For Peter Bondra, an ending and a beginning


Peter Bondra retired earlier this week.

Bondra has his place in the pantheon of revered Caps – Yvon Labre, Rod Langway, Dale Hunter, Olaf Kolzig. But his is a somewhat odd career, too. Having been here in the stands watching Bondra’s entire career in Washington and looking back over it, it has the feel of watching Sir Laurence Olivier in “The Last Days of Pompeii”…a sublime talent in a pretty mediocre production.

Bondra retires as the all time Caps leader in goals with 472, a record he is likely to hold for a comparatively short time (at his current pace, Alex Ovechkin will catch Bondra on or about Thanksgiving 2015). But in his 1,034 games as a Cap (regular season and playoffs), he generated quite a number thrills…

-- 34 goals in 47 games in the abbreviated 1995 season…a pace for 59.
-- five goals in the blink of an eye against the Tampa Bay Lightning on February 5, 1994.
-- a team-record 22 power play goals in 2000-2001, when he could have served as the visual definition of the hockey term, “one-timer,” such was his efficiency from the point.
-- A hat trick in 2001 on the night his contract extension with the club had been announced (of course, in fairness, one must also recall Bondra requested a trade).


But the other side of this tale is Bondra accomplishing as much as he did without it being reflected in any particular success for the club.
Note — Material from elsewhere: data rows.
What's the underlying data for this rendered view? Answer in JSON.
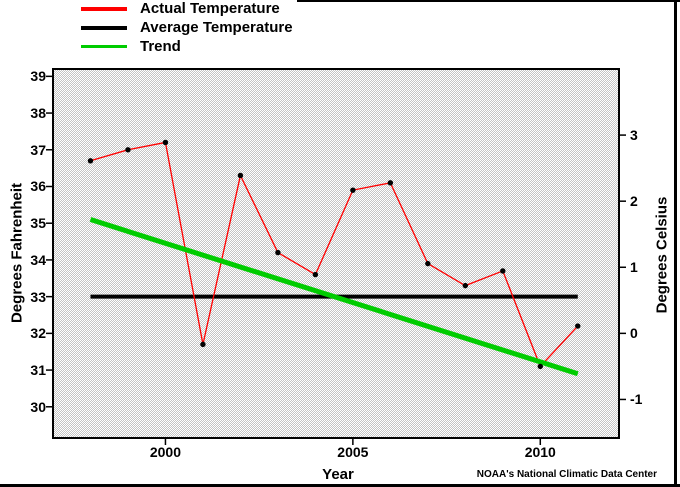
{
  "page": {
    "credit": "NOAA's National Climatic Data Center"
  },
  "legend": {
    "position": "top-left",
    "items": [
      {
        "label": "Actual Temperature",
        "color": "#ff0000",
        "thickness": 4
      },
      {
        "label": "Average Temperature",
        "color": "#000000",
        "thickness": 4
      },
      {
        "label": "Trend",
        "color": "#00cc00",
        "thickness": 3
      }
    ]
  },
  "chart_data": {
    "type": "line",
    "title": "",
    "xlabel": "Year",
    "ylabel_left": "Degrees Fahrenheit",
    "ylabel_right": "Degrees Celsius",
    "x": [
      1998,
      1999,
      2000,
      2001,
      2002,
      2003,
      2004,
      2005,
      2006,
      2007,
      2008,
      2009,
      2010,
      2011
    ],
    "series": [
      {
        "name": "Actual Temperature",
        "color": "#ff0000",
        "marker": "black-dot",
        "values": [
          36.7,
          37.0,
          37.2,
          31.7,
          36.3,
          34.2,
          33.6,
          35.9,
          36.1,
          33.9,
          33.3,
          33.7,
          31.1,
          32.2
        ]
      },
      {
        "name": "Average Temperature",
        "color": "#000000",
        "constant": 33.0
      },
      {
        "name": "Trend",
        "color": "#00cc00",
        "trend": {
          "start": [
            1998,
            35.1
          ],
          "end": [
            2011,
            30.9
          ]
        }
      }
    ],
    "xlim": [
      1997,
      2012.1
    ],
    "ylim": [
      29.15,
      39.2
    ],
    "x_ticks": [
      2000,
      2005,
      2010
    ],
    "y_ticks_fahrenheit": [
      30,
      31,
      32,
      33,
      34,
      35,
      36,
      37,
      38,
      39
    ],
    "y_ticks_celsius": [
      -1,
      0,
      1,
      2,
      3
    ],
    "celsius_conversion": "C = (F - 32) / 1.8",
    "grid": false,
    "plot_background": "light-gray-dither",
    "legend_position": "top-left"
  }
}
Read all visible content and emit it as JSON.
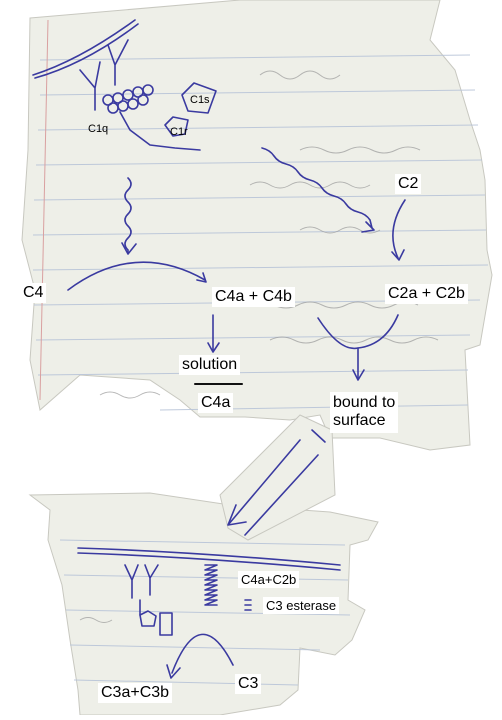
{
  "labels": {
    "c1s": "C1s",
    "c1q": "C1q",
    "c1r": "C1r",
    "c2": "C2",
    "c4": "C4",
    "c4a_c4b": "C4a + C4b",
    "c2a_c2b": "C2a + C2b",
    "solution": "solution",
    "c4a": "C4a",
    "bound_to_surface_line1": "bound to",
    "bound_to_surface_line2": "surface",
    "c4a_c2b": "C4a+C2b",
    "c3_esterase": "C3 esterase",
    "c3a_c3b": "C3a+C3b",
    "c3": "C3"
  },
  "colors": {
    "ink": "#3a3aa0",
    "paper": "#eeefe8",
    "ruled_line": "#b8c4d8",
    "margin_line": "#d9a0a0",
    "pencil": "#9a9a9a"
  }
}
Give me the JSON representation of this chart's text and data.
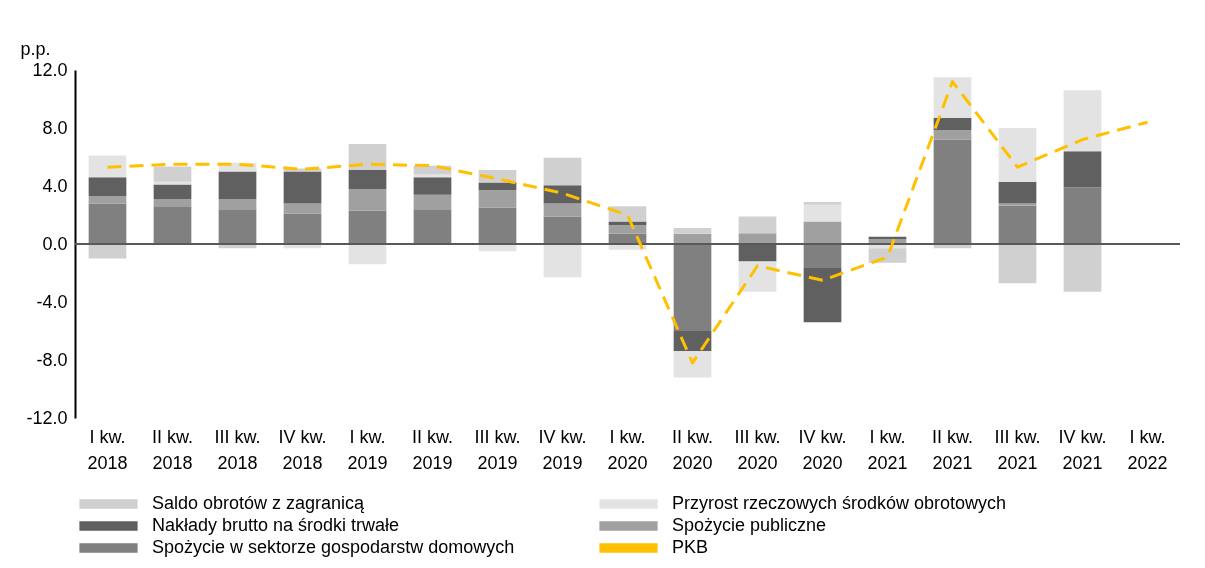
{
  "chart_data": {
    "type": "bar",
    "stacked": true,
    "ylabel": "p.p.",
    "categories": [
      "I kw. 2018",
      "II kw. 2018",
      "III kw. 2018",
      "IV kw. 2018",
      "I kw. 2019",
      "II kw. 2019",
      "III kw. 2019",
      "IV kw. 2019",
      "I kw. 2020",
      "II kw. 2020",
      "III kw. 2020",
      "IV kw. 2020",
      "I kw. 2021",
      "II kw. 2021",
      "III kw. 2021",
      "IV kw. 2021",
      "I kw. 2022"
    ],
    "series": [
      {
        "name": "Spożycie w sektorze gospodarstw domowych",
        "color": "#808080",
        "values": [
          2.8,
          2.6,
          2.4,
          2.1,
          2.3,
          2.4,
          2.5,
          1.9,
          0.7,
          -6.0,
          null,
          -1.6,
          null,
          7.2,
          2.65,
          3.9,
          null
        ]
      },
      {
        "name": "Spożycie publiczne",
        "color": "#a0a0a0",
        "values": [
          0.5,
          0.5,
          0.7,
          0.7,
          1.5,
          1.0,
          1.2,
          0.9,
          0.6,
          0.7,
          0.75,
          1.55,
          0.35,
          0.65,
          0.15,
          null,
          null
        ]
      },
      {
        "name": "Nakłady brutto na środki trwałe",
        "color": "#606060",
        "values": [
          1.3,
          1.0,
          1.9,
          2.2,
          1.3,
          1.2,
          0.55,
          1.25,
          0.25,
          -1.4,
          -1.2,
          -3.8,
          0.15,
          0.85,
          1.5,
          2.5,
          null
        ]
      },
      {
        "name": "Przyrost rzeczowych środków obrotowych",
        "color": "#e3e3e3",
        "values": [
          1.5,
          0.2,
          0.6,
          -0.3,
          -1.4,
          0.2,
          -0.5,
          -2.3,
          -0.4,
          -1.8,
          -2.1,
          1.15,
          -0.3,
          2.8,
          3.7,
          4.2,
          null
        ]
      },
      {
        "name": "Saldo obrotów z zagranicą",
        "color": "#d0d0d0",
        "values": [
          -1.0,
          1.05,
          -0.3,
          0.2,
          1.8,
          0.6,
          0.85,
          1.9,
          1.05,
          0.4,
          1.15,
          0.2,
          -1.0,
          -0.3,
          -2.7,
          -3.3,
          null
        ]
      },
      {
        "name": "PKB",
        "type": "line",
        "color": "#ffc000",
        "line_style": "dashed",
        "values": [
          5.3,
          5.5,
          5.5,
          5.15,
          5.5,
          5.4,
          4.5,
          3.5,
          2.0,
          -8.2,
          -1.5,
          -2.5,
          -0.9,
          11.2,
          5.3,
          7.2,
          8.4
        ]
      }
    ],
    "ylim": [
      -12,
      12
    ],
    "yticks": [
      {
        "value": -12,
        "label": "-12.0"
      },
      {
        "value": -8,
        "label": "-8.0"
      },
      {
        "value": -4,
        "label": "-4.0"
      },
      {
        "value": 0,
        "label": "0.0"
      },
      {
        "value": 4,
        "label": "4.0"
      },
      {
        "value": 8,
        "label": "8.0"
      },
      {
        "value": 12,
        "label": "12.0"
      }
    ],
    "ref_lines": [
      {
        "axis": "y",
        "value": 0,
        "color": "#595959"
      }
    ],
    "grid": false,
    "legend": "bottom"
  }
}
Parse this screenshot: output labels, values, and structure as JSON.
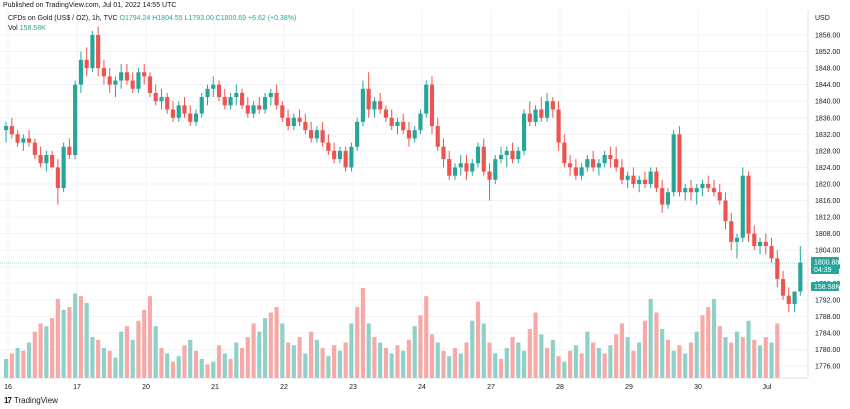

True, he was a part – an important part – of the 1998 Stanley Cup finalist (7-5-12, +4, in 17 playoff games), but the star that year was Olaf Kolzig. This is not meant to slight Bondra as much as to point out that he toiled as the only real “skill” forward the franchise had for most of his career, and there was only so far he could carry them. An oft-repeated phrase in those years was, “if the Caps only had another scorer.” The unspoken truth was that Bondra was as dependable as they came as the one already on board. Over a 267 game stretch spanning four seasons, Bondra scored 187 goals. If you do the math, that’s a pace of 58 goals over a full season. If Bondra wasn’t the most lethal goal-scoring engine in the mid-1990’s, he was on a very short list.

There are many who wanted to see Bondra skate one last time in Washington, perhaps manning a power play with the Alexes – Ovechkin and Semin. But that was entirely a gaze through a nostalgic lens. His production had been in decline since the 1997-1998 year, when he scored 52 goals, although he did post 45 in 2000-2001 (including all those power play goals).

As much as Bondra’s goal-scoring talent should be remembered by Caps fans, it should not be forgotten just how difficult it was for a player such as Bondra in the early 1990’s, when he broke into the league. He was an 8th round draft pick in 1990 who had never seen an NHL game until the day he stepped onto the ice to play in one. Language, culture, and the antipathy toward European players at the time made breaking into the league a difficult proposition for players such as Bondra. That he would grow and flourish in the NHL is a tribute to him as a person as much as to his skill.

There is a certain disappointment in looking at his career that he played on squads that might be characterized as “underachieving.” That, and the fact that he played in a market that did little to promote him, probably will keep him out of the Hall of Fame. But nothing should ever take away from the vision Caps fans will have of Bondra’s low-slung skating style speeding down the ice, his blink-of-an-eye slap shot, or the sheer joy he felt and freely expressed in each and every goal, from his first to his 472nd.

Every Caps fan would wish him well in his new endeavor as the general manager for the Slovakian national hockey team. They have genuine article as someone to respect and to emulate.